Auntie Janice’s gaze crawls over my face and I resist the urge to run away and hide. She just has this effect on people, like she’s always calculating their worth and finding them lacking. Worthless. Her gaze says, Hello, little cockroach, let’s see you run around, then. Mild interest combined with mild revulsion, like she can’t believe we’re somehow related.
Then her gaze moves to Mama. I’ve always thought Mama aformidable woman, but under that horrible, dehumanizing gaze, she quails. A silent conversation happens between the two of them. I can practically hear the unspoken words flying back and forth.
Auntie Janice: Are you really going to allow your daughter to speak to her elder and better like that? What a failure of a mother you are.
Mama: NOOOOOO. (Sob.) I am not a failure.
Auntie Janice: Shame on you, Qing Pei. Shame. SHAME.
Mama: Oh god, I must prove to everyone that I haven’t failed as a mother.
By the time Mama turns back to look at me, I know my fate is sealed. She’s got this look of determination written all over her face. I prepare for the fight.
When she speaks, her voice is quiet but deadly. “Sharlot, if you do not meet up with George, you are never go back to California.”
I can’t believe this. Or I guess I can, since the fact that I’m being chauffeured to some dumb mall to meet up with a stranger my mother’s fooled isn’t even the craziest thing to have happened this summer. It doesn’t help that Mama, Kiki, Auntie Janice, and Li Jiujiu are all in the car with me. Each one has made up some inane reason for “needing” to go to the mall—Mama wants frozen yogurt; Auntie Janice wants a dress; Kiki needs a haircut; and Li Jiujiu had stared blankly at me for a bit before saying, “I need a…shoe?” Not “a pair of shoes,” just “a shoe.”
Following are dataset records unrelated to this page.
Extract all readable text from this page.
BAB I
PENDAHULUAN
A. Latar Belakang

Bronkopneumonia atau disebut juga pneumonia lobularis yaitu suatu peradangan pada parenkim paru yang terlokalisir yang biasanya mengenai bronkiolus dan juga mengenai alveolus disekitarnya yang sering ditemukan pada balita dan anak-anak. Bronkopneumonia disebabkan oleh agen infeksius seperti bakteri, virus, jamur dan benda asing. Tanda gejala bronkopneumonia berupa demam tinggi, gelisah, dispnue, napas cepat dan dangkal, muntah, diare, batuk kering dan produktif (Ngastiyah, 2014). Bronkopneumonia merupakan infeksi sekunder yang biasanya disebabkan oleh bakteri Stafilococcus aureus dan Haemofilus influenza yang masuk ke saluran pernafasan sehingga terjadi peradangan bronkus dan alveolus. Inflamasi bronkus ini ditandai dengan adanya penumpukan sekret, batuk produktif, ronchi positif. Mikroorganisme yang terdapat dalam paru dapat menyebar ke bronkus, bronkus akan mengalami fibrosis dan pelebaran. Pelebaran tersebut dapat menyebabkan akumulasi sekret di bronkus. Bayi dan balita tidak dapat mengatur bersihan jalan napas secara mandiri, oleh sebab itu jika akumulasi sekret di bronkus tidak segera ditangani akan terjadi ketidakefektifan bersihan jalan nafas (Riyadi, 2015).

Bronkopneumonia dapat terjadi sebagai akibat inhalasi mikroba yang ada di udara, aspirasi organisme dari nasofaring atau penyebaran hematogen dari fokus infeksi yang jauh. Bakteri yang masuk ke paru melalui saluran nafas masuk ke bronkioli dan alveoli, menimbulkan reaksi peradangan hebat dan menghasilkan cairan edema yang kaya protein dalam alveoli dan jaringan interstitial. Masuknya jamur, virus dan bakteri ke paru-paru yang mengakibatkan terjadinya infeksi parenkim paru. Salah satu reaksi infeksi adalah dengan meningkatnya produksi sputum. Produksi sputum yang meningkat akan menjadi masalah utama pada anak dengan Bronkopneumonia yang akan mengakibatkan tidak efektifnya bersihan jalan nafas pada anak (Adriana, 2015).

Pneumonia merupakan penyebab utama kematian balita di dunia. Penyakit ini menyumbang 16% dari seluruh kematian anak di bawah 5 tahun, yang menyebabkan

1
So here we are, packed into Li Jiujiu’s humongous minivan, driving into what Li Jiujiu proudly calls the Sudirman Central Business District area, or SCBD for short. It’s actually really well-built, with shiny glass-and-steel skyscrapers among well-manicured greenery. A lot more impressive than the gray buildings in downtown LA, that’s for sure. But I would rather die before admitting to Mama that Jakarta’s a lot different from what I’d envisioned.
We arrive at the mall and—okay—like the whole of theSCBD, the Sudirman Plaza Mall is exceeding all expectations. Starting with the lobby, where employees wearing uniforms complete with white gloves and hats open the doors for us and say, “Selamat datang di Sudirman Plaza Mall.” Everything is shiny and glittery. I am very much regretting my choice of outfit: a ratty-jeans-and-T-shirt combo that I thought would seem cool in a very I-don’t-give-a-crap way but instead feels dowdy now. I should’ve listened to Mama when she tried to persuade me to wear something nicer before we left. Of course, I would rather eat a live snake than admit that now.
As soon as we get out of the minivan, the sweltering tropical heat slams into us and we all hurry up the steps and into the cool refuge of the mall.